As demonstrated in Figs. 5A and S1B, EpMab-37-mG_2a-f detected Caco-2 cells in a concentration-dependent manner. By contrast, EpMab-37 did not react with Caco-2 cells in which EpCAM was knocked out (BINDS-16). The increased expression of EpCAM could also be detected in other colorectal cancer cell lines tested (Fig. S2). A kinetic analysis of the binding of EpMab-37-mG_2a-f to Caco-2 cells was performed using flow cytometry. The K_D for the interaction of EpMab-37-mG_2a-f with Caco-2 cells was 1.5×10⁻⁸ M (Fig. 5B), suggesting that EpMab-37-mG_2a-f exhibits moderate affinity for Caco-2 cells.

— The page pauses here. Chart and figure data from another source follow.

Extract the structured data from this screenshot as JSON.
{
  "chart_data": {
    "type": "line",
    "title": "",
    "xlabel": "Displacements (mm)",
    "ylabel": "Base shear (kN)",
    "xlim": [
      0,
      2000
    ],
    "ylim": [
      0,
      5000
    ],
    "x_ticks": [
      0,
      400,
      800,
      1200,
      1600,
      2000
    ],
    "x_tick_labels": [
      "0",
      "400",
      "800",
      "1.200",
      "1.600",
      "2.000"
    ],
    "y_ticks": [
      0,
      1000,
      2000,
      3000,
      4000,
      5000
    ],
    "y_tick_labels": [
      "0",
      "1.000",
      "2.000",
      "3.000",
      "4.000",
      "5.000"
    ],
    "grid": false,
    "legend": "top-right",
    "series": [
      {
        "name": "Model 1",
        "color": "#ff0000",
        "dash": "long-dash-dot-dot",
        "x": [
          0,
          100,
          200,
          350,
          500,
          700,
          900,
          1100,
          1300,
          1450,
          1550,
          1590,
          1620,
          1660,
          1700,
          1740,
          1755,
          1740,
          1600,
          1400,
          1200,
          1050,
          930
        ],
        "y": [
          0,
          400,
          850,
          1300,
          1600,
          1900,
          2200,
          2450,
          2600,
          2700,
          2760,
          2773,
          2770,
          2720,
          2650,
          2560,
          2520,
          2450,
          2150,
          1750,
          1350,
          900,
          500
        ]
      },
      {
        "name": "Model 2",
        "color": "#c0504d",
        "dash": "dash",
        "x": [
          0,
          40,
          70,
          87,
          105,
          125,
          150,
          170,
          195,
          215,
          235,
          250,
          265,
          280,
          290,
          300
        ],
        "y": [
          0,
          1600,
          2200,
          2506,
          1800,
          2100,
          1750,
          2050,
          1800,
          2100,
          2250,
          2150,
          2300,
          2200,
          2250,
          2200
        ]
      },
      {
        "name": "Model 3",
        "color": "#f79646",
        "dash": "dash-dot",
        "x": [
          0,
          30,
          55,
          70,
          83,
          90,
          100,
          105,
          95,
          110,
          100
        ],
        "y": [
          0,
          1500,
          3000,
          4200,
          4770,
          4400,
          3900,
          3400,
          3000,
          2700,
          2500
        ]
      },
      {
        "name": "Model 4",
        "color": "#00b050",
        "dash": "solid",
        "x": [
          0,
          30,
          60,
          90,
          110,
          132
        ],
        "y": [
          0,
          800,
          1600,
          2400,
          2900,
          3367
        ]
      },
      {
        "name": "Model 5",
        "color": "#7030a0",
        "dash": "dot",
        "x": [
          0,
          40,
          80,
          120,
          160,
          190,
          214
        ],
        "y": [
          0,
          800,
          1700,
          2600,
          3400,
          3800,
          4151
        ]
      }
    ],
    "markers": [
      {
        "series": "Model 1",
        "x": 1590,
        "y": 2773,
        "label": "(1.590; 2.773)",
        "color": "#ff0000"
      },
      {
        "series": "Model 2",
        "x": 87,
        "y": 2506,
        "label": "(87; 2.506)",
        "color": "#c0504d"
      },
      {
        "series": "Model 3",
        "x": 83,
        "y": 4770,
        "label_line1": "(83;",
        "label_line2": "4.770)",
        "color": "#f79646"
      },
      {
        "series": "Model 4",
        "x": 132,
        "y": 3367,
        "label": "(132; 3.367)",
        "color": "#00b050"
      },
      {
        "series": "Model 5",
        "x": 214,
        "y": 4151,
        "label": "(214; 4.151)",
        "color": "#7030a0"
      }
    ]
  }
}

The present study then investigated whether EpMab-37-mG_2a-f is capable of mediating ADCC against Caco-2 and BINDS-16 cells. As revealed in Fig. 6A, EpMab-37-mG_2a-f demonstrated ADCC (45.7% cytotoxicity) against Caco-2 cells, more potently than the control mouse IgG_2a (9.5% cytotoxicity; P<0.05). It was then investigated whether EpMab-37-mG_2a-f exhibited CDC against Caco-2 cells. EpMab-37-mG_2a-f induced a higher degree of CDC (46.6% cytotoxicity) in Caco-2 cells compared with that induced by control mouse IgG_2a (14.7% cytotoxicity; P<0.05) (Fig. 6B). By contrast, ADCC and CDC were not induced by EpMab-37-mG_2a-f in BINDS-16 cells (Fig. 6A and B). The ADCC reporter bioassay for Caco-2 cells also revealed that the only EpMab-37-mG_2a-f exhibited the ADCC effector activation (EC₅₀; 15.9 ng/ml) (Fig. 6C). These results demonstrated that EpMab-37-mG_2a-f exhibited potent ADCC and CDC against Caco-2 cells.

In the Caco-2 xenograft models, EpMab-37-mG_2a-f and control mouse IgG were intraperitoneally injected on days 6, 14 and 20, following the inoculation of Caco-2 cells. The tumor volume was measured on days 6, 11, 14, 18, 20, 25 and 27 after the injection. The administration of EpMab-37-mG_2a-f resulted in a significant reduction in tumor growth on days 14 (P<0.05), 18 (P<0.01), 20 (P<0.01), 25 (P<0.01) and 27 (P<0.01) as compared with the control mouse IgG (Fig. 7A). The administration of EpMab-37-mG_2a-f resulted in a 42% reduction in tumor volume compared with the control mouse IgG on day 27. Tumors from the EpMab-37-mG_2a-f-treated mice weighed significantly less than those from the control mouse IgG-treated mice (28% reduction; P<0.01, Fig. 7C). Tumors that were resected from mice on day 27 are demonstrated in Fig. 7E. By contrast, the antitumor effects of EpMab-37-mG_2a-f on BINDS-16 were not observed (Fig. 7B and D). BINDS-16 tumors that were resected from mice on day 27 are demonstrated in Fig. 7F.

The loss of body weight was not observed in Caco-2 and BINDS-16 tumor-implanted mice (Fig. 8A and B). The mice on day 27 are demonstrated in Fig. 8C and D.